SD in MS can be classified into three categories. Primary SD is due directly due to MS-related neurological deficits, secondary SD is related to physical impairments and symptoms or drugs used for MS treatment, and tertiary SD is due to the psychological, social and cultural problems attributed to MS.[38] These classifications are important, and underscore the importance of addressing all the issues leading to SD not just the neurologic impairment.

Parkinson's Disease (PD)

PD is a chronic neurodegenerative disease characterized by "motor" and "non-motor" symptoms that lead to progressive disability. Erectile and SD are "non-motor" symptoms and can occur in 50–69% of males with PD.[39–42] Ejaculatory and orgasmic function are also impaired. PD affects the dopaminergic pathways leading to erection and arousal.

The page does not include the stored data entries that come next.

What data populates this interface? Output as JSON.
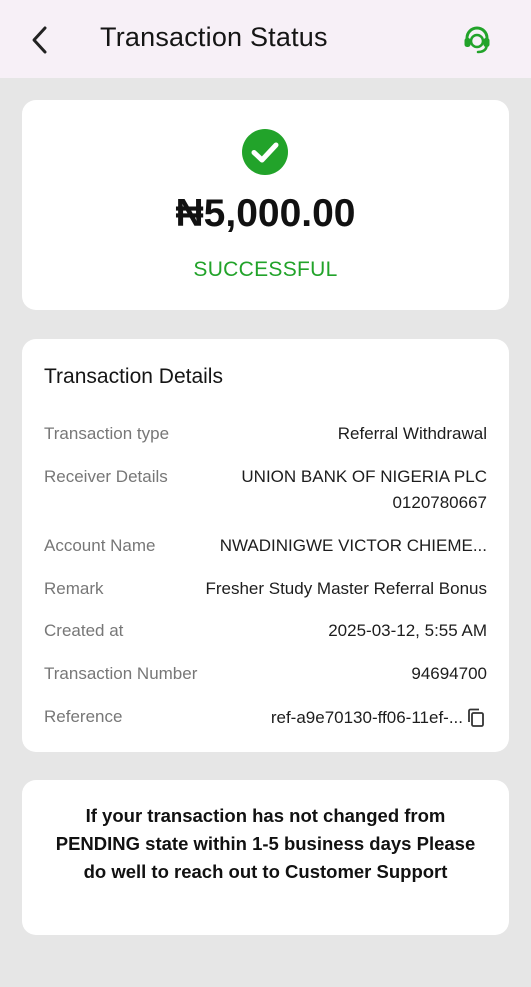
{
  "header": {
    "title": "Transaction Status"
  },
  "status": {
    "amount": "₦5,000.00",
    "state": "SUCCESSFUL"
  },
  "details": {
    "title": "Transaction Details",
    "rows": [
      {
        "label": "Transaction type",
        "value": "Referral Withdrawal"
      },
      {
        "label": "Receiver Details",
        "value": "UNION BANK OF NIGERIA PLC",
        "value2": "0120780667"
      },
      {
        "label": "Account Name",
        "value": "NWADINIGWE VICTOR CHIEME..."
      },
      {
        "label": "Remark",
        "value": "Fresher Study Master Referral Bonus"
      },
      {
        "label": "Created at",
        "value": "2025-03-12, 5:55 AM"
      },
      {
        "label": "Transaction Number",
        "value": "94694700"
      },
      {
        "label": "Reference",
        "value": "ref-a9e70130-ff06-11ef-..."
      }
    ]
  },
  "note": "If your transaction has not changed from PENDING state within 1-5 business days Please do well to reach out to Customer Support",
  "colors": {
    "success": "#22a32a",
    "header_bg": "#f7f0f7",
    "page_bg": "#e6e6e6"
  }
}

Dopaminergic therapy for PD can improve ED, and sometimes therapy may lead to hypersexuality.[43,44] A comparison of married men with PD to age matched controls with non-neurologic chronic disease such as arthritis did not show any discrepancy in ED rates.[45] This suggests that ED in certain groups with PD may occur from disease related factors common in chronic illness, in general.

Multiple System Atrophy (MSA)

MSA is a neurodegenerative disease of undetermined etiology, where ED is an early prominent sign occurring in 40% of men at the time of diagnosis.[46,47] ED occurs in the majority of patients and the exact cause of it is unknown.[48] Like PD, MSA likely affects the dopaminergic pathways within the brain essential for arousal.[49] Orthostatic hypotension (OH) as a causal factor has been refuted by evidence that sildenafil can overcome reduced filling pressures, and the ED usually precedes the development of OH.[46,49,50] Similar to other neurologic disorders that lead to ED, other disease related factors such as psychosocial stress, the burden of chronic illness, changed appearance, fatigue, decreased fine motor movement of fingers, immobility and diminished self-esteem due to loss of independence may contribute as well.[51]

Spina Bifida (SB)

SB is a group of developmental abnormalities resulting from neural tube closure defects, and affects less than 1/1,000 live births.[52] With appropriate medical and surgical therapy, men with SB have increased life expectancy into adulthood where sexual function becomes an important part of life.[53] ED exists in approximately 75% of men with SB and is dependent upon the level of the neurologic lesion.[54] The level of the neurologic lesions usually corresponds to sensation and penile sensation indicates pudendal nerve signaling. With absent sacral reflexes ED is variable. Furthermore, Diamond et al. reported that 64% of men with lesions below T10 obtained erections versus 14% with a lesion above T10.[55] It has also been suggested that ED may be underreported due to lack of sexual education even in men without associated cognitive impairment.[56]